Ukrainian authorities accused Russia of seeking to undermine its new military chief with a spate of media portrayals highlighting the general’s past in Russia as a Soviet officer.
The coverage of the Ukrainian army chief, Oleksandr Syrskyi, is aimed at sowing division within the military and discrediting the general by associating him with his Soviet past and his relatives in Russia, Ukraine’s National Security and Defense Council said on Telegram Monday.
President Volodymyr Zelenskiy appointed Syrskyi, who led Ukraine’s ground forces in defending Kyiv and reclaiming a swathe of the northeastern Kharkiv region in 2022, to replace his popular top commander, Valeriy Zaluzhnyi. As Syrskyi is tasked with gaining widespread trust of Ukrainian soldiers and the public, the council called the media campaign Moscow-backed propaganda.
“Russians are struggling to portray the new commander-in-chief as a Soviet and a Russian,” the council’s disinformation unit said in a statement. “For this purpose they are looking for his relatives in the Russian Federation, ‘family friends,’ getting comments from them and spreading the comments over the information space with a certain context.”
A spokesman for Syrskyi didn’t immediately respond to a request for comment.

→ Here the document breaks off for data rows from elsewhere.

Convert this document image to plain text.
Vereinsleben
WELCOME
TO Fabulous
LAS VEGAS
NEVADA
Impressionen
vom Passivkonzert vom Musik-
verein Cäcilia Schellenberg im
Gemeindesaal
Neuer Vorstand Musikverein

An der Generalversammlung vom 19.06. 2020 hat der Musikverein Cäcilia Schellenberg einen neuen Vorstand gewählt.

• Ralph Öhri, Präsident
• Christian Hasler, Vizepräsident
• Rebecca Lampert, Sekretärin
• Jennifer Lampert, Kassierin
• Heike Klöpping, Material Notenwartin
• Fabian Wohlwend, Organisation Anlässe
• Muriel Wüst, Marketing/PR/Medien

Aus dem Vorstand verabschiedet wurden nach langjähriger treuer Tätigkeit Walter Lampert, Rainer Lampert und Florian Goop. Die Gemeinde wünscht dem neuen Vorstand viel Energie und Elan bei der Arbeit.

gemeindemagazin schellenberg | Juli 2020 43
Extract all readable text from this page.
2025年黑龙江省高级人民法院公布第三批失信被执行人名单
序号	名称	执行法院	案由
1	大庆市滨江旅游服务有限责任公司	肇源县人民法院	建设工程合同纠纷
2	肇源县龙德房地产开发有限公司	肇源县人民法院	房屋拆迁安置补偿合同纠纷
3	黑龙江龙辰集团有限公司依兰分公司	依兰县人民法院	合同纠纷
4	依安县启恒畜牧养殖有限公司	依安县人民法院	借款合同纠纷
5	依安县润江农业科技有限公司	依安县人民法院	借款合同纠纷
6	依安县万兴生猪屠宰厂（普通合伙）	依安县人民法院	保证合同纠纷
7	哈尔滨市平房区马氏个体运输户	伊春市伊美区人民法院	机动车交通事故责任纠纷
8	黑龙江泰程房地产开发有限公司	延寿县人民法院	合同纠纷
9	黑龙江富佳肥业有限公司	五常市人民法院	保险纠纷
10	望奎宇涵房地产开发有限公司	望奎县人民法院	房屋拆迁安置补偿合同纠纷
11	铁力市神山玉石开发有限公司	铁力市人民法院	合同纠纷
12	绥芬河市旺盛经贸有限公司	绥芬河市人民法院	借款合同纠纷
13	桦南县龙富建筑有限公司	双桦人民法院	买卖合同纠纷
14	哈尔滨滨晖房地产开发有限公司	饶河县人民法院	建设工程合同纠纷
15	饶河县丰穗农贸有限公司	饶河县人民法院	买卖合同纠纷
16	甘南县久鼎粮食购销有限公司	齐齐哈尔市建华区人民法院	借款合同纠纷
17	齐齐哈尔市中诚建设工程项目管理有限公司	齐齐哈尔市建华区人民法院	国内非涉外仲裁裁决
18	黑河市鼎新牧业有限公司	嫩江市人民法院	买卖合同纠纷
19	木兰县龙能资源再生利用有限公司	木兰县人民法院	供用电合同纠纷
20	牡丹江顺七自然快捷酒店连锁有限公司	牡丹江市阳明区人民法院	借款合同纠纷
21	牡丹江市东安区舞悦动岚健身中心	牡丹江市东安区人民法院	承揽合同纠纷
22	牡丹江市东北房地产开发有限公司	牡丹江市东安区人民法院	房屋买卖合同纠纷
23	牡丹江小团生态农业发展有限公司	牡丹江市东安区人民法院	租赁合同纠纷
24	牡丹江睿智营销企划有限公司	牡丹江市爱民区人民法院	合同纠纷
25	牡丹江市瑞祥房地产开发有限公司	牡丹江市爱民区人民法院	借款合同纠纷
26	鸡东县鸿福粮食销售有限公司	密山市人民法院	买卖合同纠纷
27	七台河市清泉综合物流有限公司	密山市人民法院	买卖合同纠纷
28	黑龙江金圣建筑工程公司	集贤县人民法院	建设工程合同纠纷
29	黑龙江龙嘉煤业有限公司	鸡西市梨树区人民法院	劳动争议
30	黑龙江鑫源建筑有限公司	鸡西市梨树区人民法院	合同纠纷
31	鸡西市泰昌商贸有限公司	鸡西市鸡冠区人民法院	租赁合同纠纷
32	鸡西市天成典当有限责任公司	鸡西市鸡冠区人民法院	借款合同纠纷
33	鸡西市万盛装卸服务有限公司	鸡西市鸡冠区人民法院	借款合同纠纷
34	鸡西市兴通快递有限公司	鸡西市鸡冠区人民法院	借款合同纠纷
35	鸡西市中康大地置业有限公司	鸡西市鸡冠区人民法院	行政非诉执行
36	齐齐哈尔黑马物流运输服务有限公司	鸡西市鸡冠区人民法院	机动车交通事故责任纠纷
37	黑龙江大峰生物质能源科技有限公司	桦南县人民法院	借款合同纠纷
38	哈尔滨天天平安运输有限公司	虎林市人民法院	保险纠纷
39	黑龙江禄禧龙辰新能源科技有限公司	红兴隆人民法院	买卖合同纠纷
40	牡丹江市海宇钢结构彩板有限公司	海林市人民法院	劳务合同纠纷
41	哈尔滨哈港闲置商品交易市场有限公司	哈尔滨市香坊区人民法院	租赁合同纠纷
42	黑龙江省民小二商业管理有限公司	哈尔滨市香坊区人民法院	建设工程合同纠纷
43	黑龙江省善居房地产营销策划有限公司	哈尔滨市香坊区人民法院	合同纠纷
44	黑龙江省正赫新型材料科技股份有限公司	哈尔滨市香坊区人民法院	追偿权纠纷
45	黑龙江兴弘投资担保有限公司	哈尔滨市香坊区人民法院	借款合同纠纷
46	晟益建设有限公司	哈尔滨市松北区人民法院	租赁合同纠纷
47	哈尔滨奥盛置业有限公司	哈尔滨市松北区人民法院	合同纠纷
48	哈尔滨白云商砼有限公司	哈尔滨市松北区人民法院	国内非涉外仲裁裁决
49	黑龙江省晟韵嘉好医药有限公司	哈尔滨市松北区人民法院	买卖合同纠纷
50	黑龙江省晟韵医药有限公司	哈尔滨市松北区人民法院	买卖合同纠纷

The accusation reflects concern that the guilt-by-association line of attack could have an effect on Syrskyi, who lacks a broad public profile in Ukraine compared with the outsize Zaluzhnyi, who had a tense relationship with Zelenskiy. Born in Soviet Russia in 1965, Syrskyi graduated from a military academy in Moscow and speaks Ukrainian with a heavy Russian accent.
Although Ukrainians having relatives in Russia isn’t uncommon, the reports seek to portray an estranged son of the Soviet Union now leading the fight against the country. One report quotes a brother claiming he has no contact with Syrskyi; another purports to quote a military university classmate reminiscing about marching in Red Square past Lenin’s mausoleum with the Ukrainian commander.
Volodymyr Fesenko, head of the Penta research institute in Kyiv, said the portrayal also abets critics of Syrskyi within Ukraine with a “handy argument.” Little was said about Syrskyi’s familial ties before his appointment last week, he said.
“It’s a pity, but some supporters of Zaluzhnyi are unintentionally working in unison with Russia’s propaganda, which seeks to split Ukrainian society,” Fesenko said.